Your job as an affiliate marketer is to convince your visitor that this affiliate’s product can meet the visitor’s specific needs. You highlight those needs with your copy and point out the ways in which the product is particularly good at what it does. You know the product well and can write specifically with that in mind.

In the case of contextual advertising, you don’t know what products or services will be promoted in the ads that are served to your site. You need to provide information that your visitor wants (based upon your keywords, page description, and so forth). At the same time, you let them know that there is other information (or even a product category) that they ought to be pursuing. Then, you just hope that one of the ads served on your page will coincide with the additional thirst you have created in your visitor.

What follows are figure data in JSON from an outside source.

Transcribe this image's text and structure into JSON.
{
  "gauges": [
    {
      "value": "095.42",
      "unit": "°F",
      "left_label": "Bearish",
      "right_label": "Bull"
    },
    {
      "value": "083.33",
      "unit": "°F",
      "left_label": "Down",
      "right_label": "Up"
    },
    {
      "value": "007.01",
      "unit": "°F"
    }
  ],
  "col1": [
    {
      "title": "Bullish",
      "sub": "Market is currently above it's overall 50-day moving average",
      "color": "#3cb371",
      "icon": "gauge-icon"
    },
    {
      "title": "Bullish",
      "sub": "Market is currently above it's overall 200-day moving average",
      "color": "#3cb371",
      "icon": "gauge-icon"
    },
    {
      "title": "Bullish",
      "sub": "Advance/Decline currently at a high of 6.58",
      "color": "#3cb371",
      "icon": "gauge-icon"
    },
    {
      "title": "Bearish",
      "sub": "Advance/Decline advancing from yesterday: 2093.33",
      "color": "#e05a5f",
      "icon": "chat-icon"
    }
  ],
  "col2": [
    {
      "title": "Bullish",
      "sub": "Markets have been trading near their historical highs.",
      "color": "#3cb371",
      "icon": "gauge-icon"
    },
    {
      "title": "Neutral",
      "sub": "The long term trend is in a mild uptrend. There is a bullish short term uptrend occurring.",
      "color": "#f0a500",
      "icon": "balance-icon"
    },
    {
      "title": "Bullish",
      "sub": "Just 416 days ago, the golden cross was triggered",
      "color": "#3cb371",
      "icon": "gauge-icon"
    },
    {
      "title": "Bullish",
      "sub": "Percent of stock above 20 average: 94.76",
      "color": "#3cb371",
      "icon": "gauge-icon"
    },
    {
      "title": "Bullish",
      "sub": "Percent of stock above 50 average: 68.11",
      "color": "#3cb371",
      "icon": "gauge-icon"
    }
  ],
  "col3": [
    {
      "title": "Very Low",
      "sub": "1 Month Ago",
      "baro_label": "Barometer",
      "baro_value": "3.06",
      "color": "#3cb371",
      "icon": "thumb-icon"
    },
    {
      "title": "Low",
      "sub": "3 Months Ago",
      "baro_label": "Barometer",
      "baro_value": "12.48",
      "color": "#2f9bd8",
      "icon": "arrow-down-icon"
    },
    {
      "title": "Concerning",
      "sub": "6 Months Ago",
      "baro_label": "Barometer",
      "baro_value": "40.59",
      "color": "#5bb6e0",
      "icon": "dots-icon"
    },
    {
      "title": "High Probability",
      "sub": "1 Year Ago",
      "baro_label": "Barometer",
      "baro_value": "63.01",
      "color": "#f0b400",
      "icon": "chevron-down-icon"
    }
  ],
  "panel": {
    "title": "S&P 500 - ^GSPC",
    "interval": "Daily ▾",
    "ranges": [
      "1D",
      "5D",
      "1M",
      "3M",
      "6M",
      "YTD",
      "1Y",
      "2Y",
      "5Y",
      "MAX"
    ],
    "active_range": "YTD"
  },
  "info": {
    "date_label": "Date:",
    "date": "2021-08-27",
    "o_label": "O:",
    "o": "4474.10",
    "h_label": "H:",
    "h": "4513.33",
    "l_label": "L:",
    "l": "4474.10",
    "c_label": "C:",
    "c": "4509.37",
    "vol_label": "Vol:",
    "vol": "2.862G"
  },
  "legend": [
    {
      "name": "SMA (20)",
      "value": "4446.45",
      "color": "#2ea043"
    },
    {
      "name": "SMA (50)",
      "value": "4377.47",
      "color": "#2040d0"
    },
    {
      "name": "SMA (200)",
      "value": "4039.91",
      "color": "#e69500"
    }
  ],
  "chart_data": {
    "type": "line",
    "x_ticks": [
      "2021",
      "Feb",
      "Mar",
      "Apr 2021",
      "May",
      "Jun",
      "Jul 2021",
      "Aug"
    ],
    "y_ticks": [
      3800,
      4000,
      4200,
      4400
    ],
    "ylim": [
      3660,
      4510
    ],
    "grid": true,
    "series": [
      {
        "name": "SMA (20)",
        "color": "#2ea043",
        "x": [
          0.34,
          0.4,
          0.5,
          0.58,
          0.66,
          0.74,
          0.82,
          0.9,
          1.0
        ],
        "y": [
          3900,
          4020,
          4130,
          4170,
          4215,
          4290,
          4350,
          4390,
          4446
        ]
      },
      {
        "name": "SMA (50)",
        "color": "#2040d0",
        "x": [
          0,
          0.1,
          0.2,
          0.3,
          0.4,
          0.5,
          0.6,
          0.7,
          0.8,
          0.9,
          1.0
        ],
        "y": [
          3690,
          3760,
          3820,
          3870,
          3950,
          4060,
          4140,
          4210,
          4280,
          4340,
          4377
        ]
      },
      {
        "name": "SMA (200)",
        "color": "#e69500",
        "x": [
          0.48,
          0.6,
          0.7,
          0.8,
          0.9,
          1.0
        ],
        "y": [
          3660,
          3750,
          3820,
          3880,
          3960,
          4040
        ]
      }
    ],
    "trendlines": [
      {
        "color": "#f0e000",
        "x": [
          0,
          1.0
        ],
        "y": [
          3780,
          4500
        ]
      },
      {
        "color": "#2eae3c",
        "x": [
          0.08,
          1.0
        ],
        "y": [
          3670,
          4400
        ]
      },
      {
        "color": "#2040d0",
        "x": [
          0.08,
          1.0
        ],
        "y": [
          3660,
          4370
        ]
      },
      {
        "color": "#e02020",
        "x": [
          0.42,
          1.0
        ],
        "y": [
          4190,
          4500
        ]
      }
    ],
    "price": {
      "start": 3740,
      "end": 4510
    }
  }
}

So mixing potential revenue streams on the same page and, I believe, on the same site, means that you are working against yourself. You don’t want your prospective customers putting your product into a shopping cart and then disappearing from your site to pursue an affiliate product or by clicking on an ad. Instead, consider eventually building three sites (but not all at once). Work on your own product site. Find products that are complementary with your own product and endorse those on a separate site. Finally, if you feel you must, build a site for contextual advertising. (Personally, I would prefer to put the articles in a potential contextual advertising site into either my product site or affiliate site to draw visitors to the virtual locale where I could make a bigger profit, exchanging dollars for the cents that I would make with an ad click.)

Here are two exceptions to my advice, above. On your product site, you might want to use your thank you page to promote an affiliate offer. I sometimes place contextual advertising on my links pages. My thinking is that any visitors visiting my links have already probably decided to leave my site, so there is no harm having them leave me a little money on their way out.

Whether you have an existing business that you want to move online or are looking to start a new one, you should eventually try to develop more than one income stream. Just make sure that you don’t attempt to do in on the same page!